‘If you enjoy therapy, you’re not doing it right’
My partner brought a ’52 lessons for life’ list to the dinner table last week. Quite a few were funny, some were brilliant, and one struck me as worth a ponder.
‘If you look forward to seeing your therapist, you’re not doing it right. Therapy is supposed to be painful,’ the list proclaimed.
Well, yes and no! Personally, I couldn’t do this job if my time with clients was pure pain and selfishly, I would be totally drained, if every client was miserable.
On the other hand, it is true that digging deep and excavating traumatic events from the past, is painful work. The memory likes to erase or fragment very traumatic events, so while the body stays reactive to it, the mind doesn’t recall it at all. This results in self-destructive behaviour, yet no ability to work out why. The path to recovery, is to patch together the memory, process it, learn from it and persuade the body (not just the mind) that it is firmly in the past.
In my work at a hypnotherapist, most of my clients have already tried CBT (free from the doctor), counselling and psychotherapy. Hypnotherapy seems to be their last-ditch attempt to change. I’m making no claims for hypnotherapy being better than the others, it might simply be that by this point, they are truly motivated to change!
Clients who have done previous therapy, are very good at talking about their issues, the formative events and situations and how they behave as a result. What they avoid, is going to the feelings. They might name it ‘shame’ but they avoid accessing the feeling of ‘shame’. Ever since reading ‘the body keeps the score’ (amazing book if you haven’t read it) I am convinced that ‘talking’ is good (we need to process) but accessing, exploring and forgiving the actual feelings held in the body, is how repair and recovery occurs.
So how do you sit with your feelings? I ask clients to close their eyes and explore within their body; where they feel tight, blocked or uncomfortable. I will often guide into hypnosis where they can talk to me about the images, sensations and memories that come up. In this process, I try to work out when the ‘head’ is taking over and encourage them to go back to the body where the feelings are. In Internal Family Systems, the process is to speak to the part that is protecting the person from a painful memory that it has exiled to protect the owner from the pain. Only by confronting, processing and choosing to re-configure, or to let go, can the protective part calm down and stop it’s destructive behaviour (eg/cutting, drinking).

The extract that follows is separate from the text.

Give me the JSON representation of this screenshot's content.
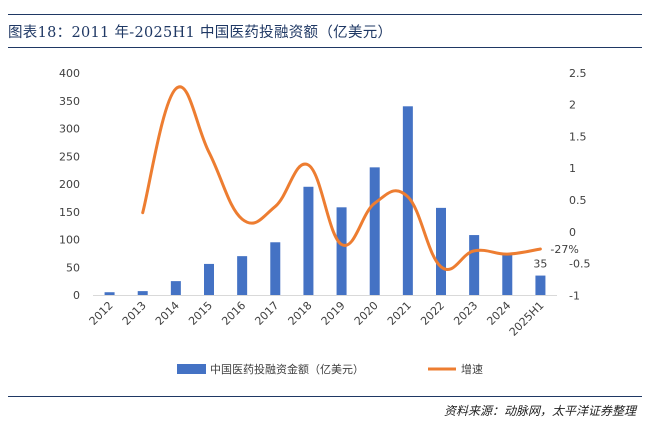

So how ‘painful’ does therapy have to be? I think most of the time, it isn’t but some of the time it is. So most of the time we are joining dots, recalling events, processing the past and visualising the future. Often, it’s interesting and exciting and sometimes in sessions, a good laugh at thoughts, actions or ridiculous situations is the best medicine ever. It is exciting and a ‘light-bulb’ moment when a client puts a load of thoughts together and comes up with a totally new spin on themselves or the past. There are many moments like this, where we are both being open, inquisitive, and curious about things and I have to admit, I often learn as much about myself in these moments, as does my client. I particularly love hearing how other women bring up their children and it’s fun and interesting to swap insights. However, other realisations or confrontations of former selves or past events, can be painful. Something difficult can fly out of nowhere or take many sessions to fully draw an entire picture. However, going fast or slow, treading carefully and gently encouraging curiosity until something is processed and released, is incredible to witness. The pain of this process, it not nearly as painful as the destructive behaviour the unprocessed events inflict.
So, my conclusion: the painful moments in therapy are well worth it. But it takes a huge amount of bravery and courage to go there. But when my clients do, they are rewarded tenfold.